Esthète, j'aime les corps beaux, qu'ils soient féminins ou masculins, même androgynes. Je n'ai jamais compris le refus de certains, plus que de certaines d'ailleurs, de reconnaître à un individu du même sexe des qualités sensuelles, voire charnelles. En quoi devrions-nous nous interdire, au prétexte d'une sexualité étiquetée et bornée, d'observer ce que la Nature a fait de plus beau en nous.

Non, je n'ai jamais eu envie d'un homme. Mais non, je ne me suis jamais refusé d'observer, de commenter, d'accepter l'attirance pour les caractéristiques d'un éphèbe comme d'un brillant intellectuel. Ce n'est pas la femme, pas l'homme, pas le sexe, ou même le genre, qui me mènent à contempler. C'est la splendeur de l'action, du corps, de l'esprit, de l'âme.

Alors que le sourire de Rafael m'ait attiré ne me choque pas. Je suis choqué d'avoir eu une telle pensée pour un de mes étudiants, et telle est toute la différence. Je n'en ai pas le droit. Mes collègues me diraient que j'ai tort, surtout ceux qui n'hésitent plus une seconde à connaître les plaisirs charnels bien réels, et non contemplatifs, avec celles et ceux qui, quelques heures plus tôt, étaient assis en face d'eux à l'écoute de leur cours.

Le respect, toujours. Cardinalement. Dans quelques états américains, lorsque je tenais mon discours sur la considération des étudiants tels des êtres pleins et entiers au lieu de les réduire à leur statut, quelques collègues grivois ne se gênaient pas pour utiliser ma conception pour justifier leurs incartades. Après tout, puisqu'ils sont comme les autres, pourquoi leur retirer la possibilité d'avoir accès à leur enseignant jusqu'au bout.

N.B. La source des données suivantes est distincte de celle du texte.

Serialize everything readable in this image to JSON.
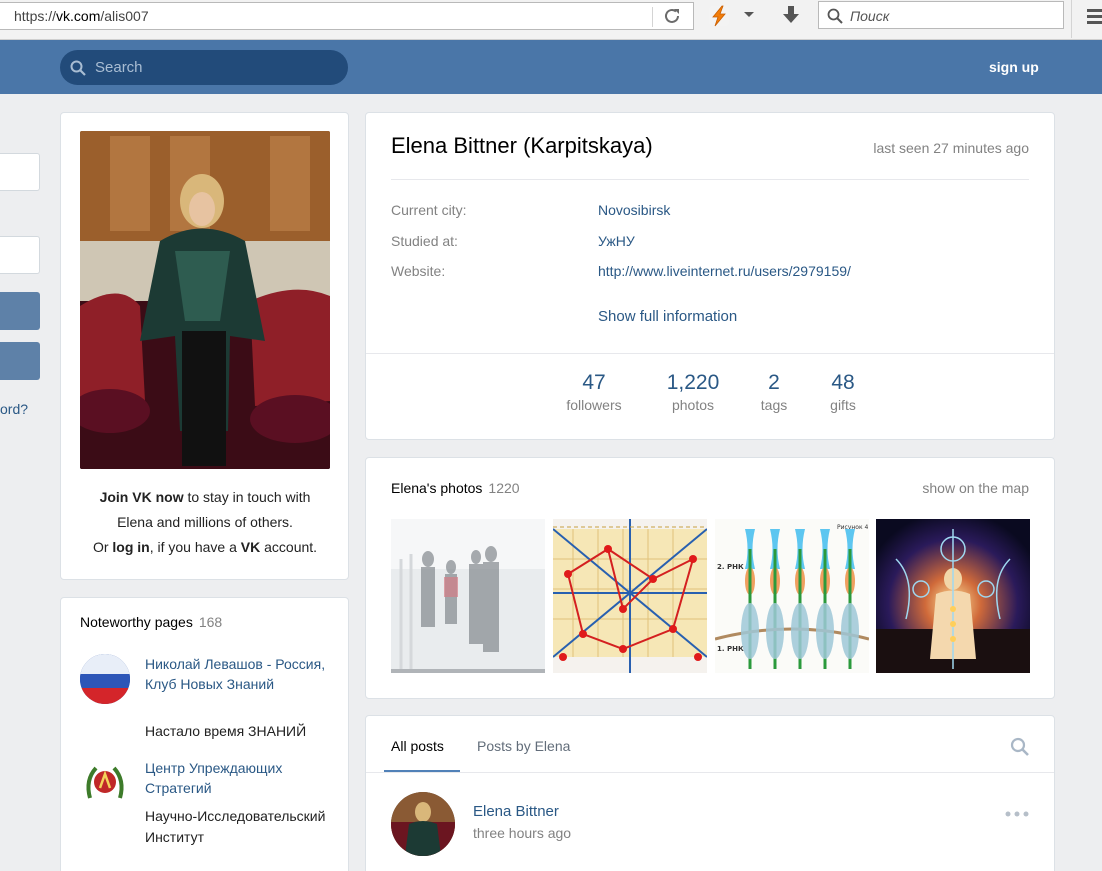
{
  "browser": {
    "url_scheme": "https://",
    "url_host": "vk.com",
    "url_path": "/alis007",
    "search_placeholder": "Поиск"
  },
  "header": {
    "search_placeholder": "Search",
    "signup_label": "sign up"
  },
  "left_edge": {
    "link_text": "ord?"
  },
  "profile": {
    "name": "Elena Bittner (Karpitskaya)",
    "last_seen": "last seen 27 minutes ago",
    "info": [
      {
        "label": "Current city:",
        "value": "Novosibirsk"
      },
      {
        "label": "Studied at:",
        "value": "УжНУ"
      },
      {
        "label": "Website:",
        "value": "http://www.liveinternet.ru/users/2979159/"
      }
    ],
    "show_full": "Show full information",
    "counters": [
      {
        "num": "47",
        "label": "followers"
      },
      {
        "num": "1,220",
        "label": "photos"
      },
      {
        "num": "2",
        "label": "tags"
      },
      {
        "num": "48",
        "label": "gifts"
      }
    ]
  },
  "join": {
    "join_vk_now": "Join VK now",
    "line1_rest": " to stay in touch with",
    "line2": "Elena and millions of others.",
    "or": "Or ",
    "log_in": "log in",
    "if_you_have": ", if you have a ",
    "vk": "VK",
    "account": " account."
  },
  "noteworthy": {
    "title": "Noteworthy pages",
    "count": "168",
    "items": [
      {
        "name": "Николай Левашов - Россия, Клуб Новых Знаний",
        "desc": "Настало время ЗНАНИЙ"
      },
      {
        "name": "Центр Упреждающих Стратегий",
        "desc": "Научно-Исследовательский Институт"
      }
    ]
  },
  "photos": {
    "title": "Elena's photos",
    "count": "1220",
    "show_map": "show on the map",
    "thumbs": [
      "photo-street",
      "photo-geometry",
      "photo-diagram",
      "photo-energy"
    ],
    "diagram_labels": [
      "Рисунок 4",
      "2. РНК",
      "1. РНК"
    ]
  },
  "posts": {
    "tab_all": "All posts",
    "tab_by": "Posts by Elena",
    "author": "Elena Bittner",
    "time": "three hours ago"
  }
}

J'avais confié à Raphaël mon trouble après cet échange. Je ne pensais pas qu'ils avaient raison. Néanmoins, je reconnaissais ici une faille dans mon raisonnement. Je mets moi aussi une distance avec mes étudiants, à grands renforts de plaisanteries, de compréhension mutuelle, de pédagogie inversée. En détruisant la barrière habituelle que ces professeurs mettaient entre eux et les étudiants, j'avais renforcé la distance, j'avais créé une bulle opaque, j'avais rompu le désir, au sens philosophique bien sûr.

Raphaël avait eu du mal à me convaincre que j'avais tort, et qu'il en était la preuve. D'ailleurs, il avait profité de cette discussion pour me montrer combien j'étais porté sur mes étudiants, et le monde extérieur en général, quitte à délaisser ma propre vie personnelle. Il n'avait pas tort, je le concède. Ce n'est pas le sujet néanmoins.

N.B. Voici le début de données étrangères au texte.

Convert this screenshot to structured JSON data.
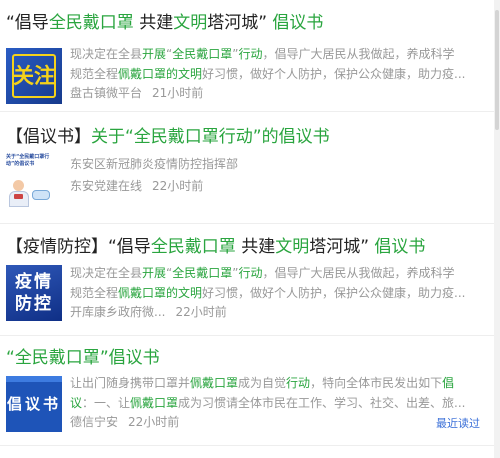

Raphaël... Rafael... Mon esprit s'illumine. J'ai compris d'où vient mon malaise... Me voici revenu des années en arrière. Je suis en train de transférer sur Rafael tout ce que j'ai vécu avec Raphaël. Je m'inquiétais pour rien. Je ne suis pas attiré par Rafael, ni par Raphaël d'ailleurs, mais simplement par la volonté de retrouver à Madrid l'alter ego de celui qui est devenu un de mes plus proches amis. Evidemment.

Soulagé de cette révélation relativement mineure pour toute personne normalement constituée, je reste chagriné par ce second étudiant qui, malgré son regard perçant, était resté impassible et creux avec moi. Je n'aime jamais débuter un cours sur une mauvaise impression. La prochaine fois, j'irai le voir. Comprendre le malaise.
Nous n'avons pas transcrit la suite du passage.